Every so often, I blog about CRE, which is short for carbapenem-resistant enterobacteriaceae (E. coli and relatives). CREs are resistant to just about every antibiotic (the two drugs commonly used, colistin and tigecycline, cause renal failure or are used off-label respectively; now, we’re seeing strains resistant to those drugs). CRE are the scary superbugs, not vancomycin-resistant MRSA (sorry, Scary Disease Woman). Unlike VMRSA, which evolves in sick patients in hospitals* and is unfit in the absence of antibiotics, thus making spread difficult, CREs seem to be relatively fit in the absence of antibiotics. In addition, the resistance plasmid, a mini-chromosome that carries the resistance genes and can jump from bacterium to bacterium, transfers at a very high rate. And there are recent reports from Southeast Asia of finding CREs in water samples–that is, outside of healthcare institutions.

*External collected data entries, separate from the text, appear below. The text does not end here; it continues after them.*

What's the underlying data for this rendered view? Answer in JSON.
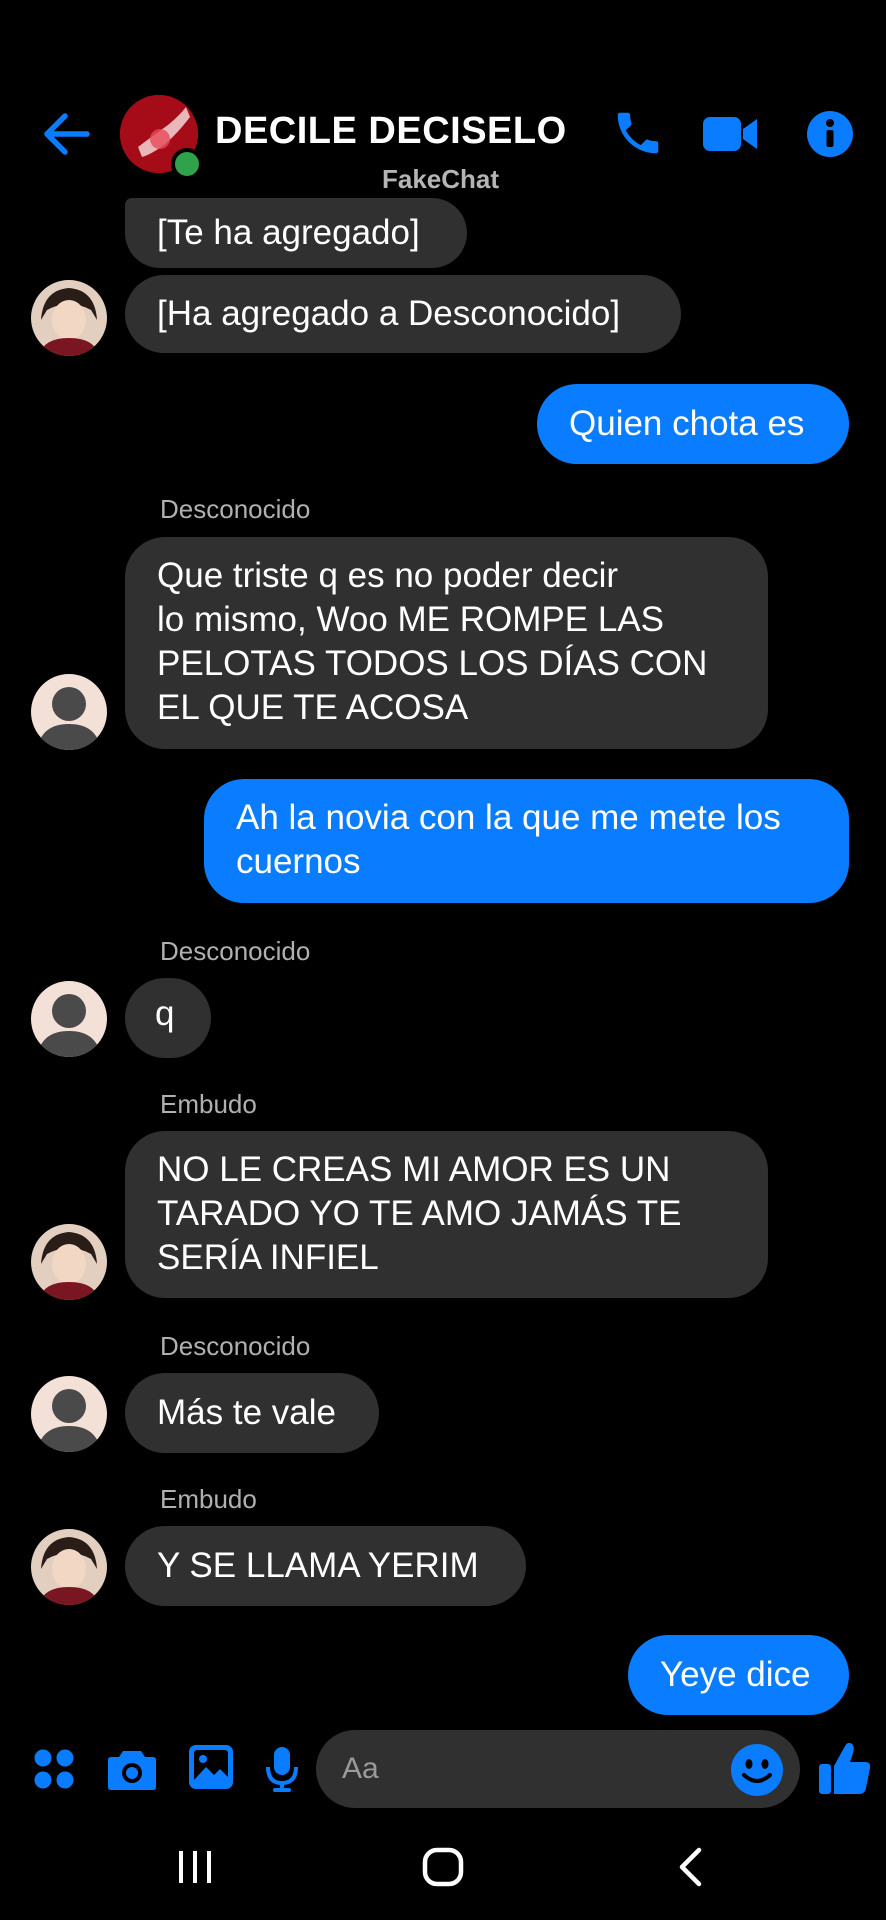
{
  "header": {
    "title": "DECILE DECISELO",
    "watermark": "FakeChat",
    "icons": [
      "back-arrow-icon",
      "phone-icon",
      "video-camera-icon",
      "info-icon"
    ]
  },
  "messages": [
    {
      "id": 1,
      "side": "in",
      "sender": "",
      "text": "[Te ha agregado]",
      "avatar": "none"
    },
    {
      "id": 2,
      "side": "in",
      "sender": "",
      "text": "[Ha agregado a Desconocido]",
      "avatar": "photo"
    },
    {
      "id": 3,
      "side": "out",
      "text": "Quien chota es"
    },
    {
      "id": 4,
      "side": "in",
      "sender": "Desconocido",
      "text": "Que triste q es no poder decir\nlo mismo, Woo ME ROMPE LAS\nPELOTAS TODOS LOS DÍAS CON\nEL QUE TE ACOSA",
      "avatar": "default"
    },
    {
      "id": 5,
      "side": "out",
      "text": "Ah la novia con la que me mete los\ncuernos"
    },
    {
      "id": 6,
      "side": "in",
      "sender": "Desconocido",
      "text": "q",
      "avatar": "default"
    },
    {
      "id": 7,
      "side": "in",
      "sender": "Embudo",
      "text": "NO LE CREAS MI AMOR ES UN\nTARADO YO TE AMO JAMÁS TE\nSERÍA INFIEL",
      "avatar": "photo"
    },
    {
      "id": 8,
      "side": "in",
      "sender": "Desconocido",
      "text": "Más te vale",
      "avatar": "default"
    },
    {
      "id": 9,
      "side": "in",
      "sender": "Embudo",
      "text": "Y SE LLAMA YERIM",
      "avatar": "photo"
    },
    {
      "id": 10,
      "side": "out",
      "text": "Yeye dice"
    }
  ],
  "composer": {
    "placeholder": "Aa",
    "icons": [
      "apps-grid-icon",
      "camera-icon",
      "image-icon",
      "microphone-icon",
      "emoji-icon",
      "thumbs-up-icon"
    ]
  },
  "navbar": {
    "icons": [
      "recent-apps-icon",
      "home-icon",
      "back-icon"
    ]
  },
  "colors": {
    "accent": "#0a7cff",
    "background": "#000000",
    "incoming_bubble": "#303030",
    "online": "#31a24c"
  }
}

The rise of CREs is the Big One. Which brings us to an excellent USA Today story about CREs. In it, Peter Eisler writes (boldface mine):
The superbug that hit UVA four years ago — and remains a threat — belongs to a once-obscure family of drug-resistant bacteria that has stalked U.S. hospitals and nursing homes for over a decade. Now, it’s attacking in hundreds of those institutions, a USA TODAY examination shows, and it’s a fight the medical community is not well positioned to win.
This is not a problem for the medical community. This is a systemic failure of our healthcare system. Infecting patients with difficult-to-impossible to treat bacteria is not good healthcare. Not only will CREs increase mortality rates, but if carbapenem-resistance establishes itself in the larger E. coli population, a significant fraction of commonplace urinary tract infections will become untreatable. The amount of misery this would cause would be significant–UTIs would be the new STD. And keep in mind, that there are already roughly 36,000 E. coli associated deaths per year in the U.S., which blows U.S. HIV/AIDS deaths out of the water.
At best, I figure we probably have five years, give or take, to get this under control before it spirals out of control (and in the past, I’ve been uncharacteristically optimistic about CREs). Thanks to our political system, which has been utterly warped by deficit reduction hysteria, are we worried about this or any other number of emerging problems (e.g., drug-resistant gonorrhea)?
Of course not. Don’t be silly. Instead, we’re worried about bending thirty-year budget curves like Beckham (as the kids used to say). Rather than worrying about real healthcare problems–that is, improving health and preventing disease–it would appear that the pressing healthcare issue of our age is budgetary. This might sound familiar (got Low Unemployment?), and brings to mind something Dan Kervick wrote:
When our children and grandchildren look back to assess our performance during this era, they will bitterly note that during a time when we should have been aggressively expanding public investment to employ all of our many unemployed people, launch bold projects for national renewal and progressive development, save our planet and light a rocket under our massively underutilized productive capacity to build a prosperous future for our progeny, we instead chose to get bogged down in ridiculous and priggish bean-counting and budgetary hand-wringing. Right now, it looks like we will be known as the generation that chose stagnation, blinkered bookkeeping and fiscal tunnel vision over dynamic national progress – a weak, cowardly and unimaginative people – the Lamest Generation.
I would simply add that we are choosing blinkered bookkeeping over basic health too.
*There are eleven known cases in the U.S. All of them arose in sick patients who were already under contact precautions.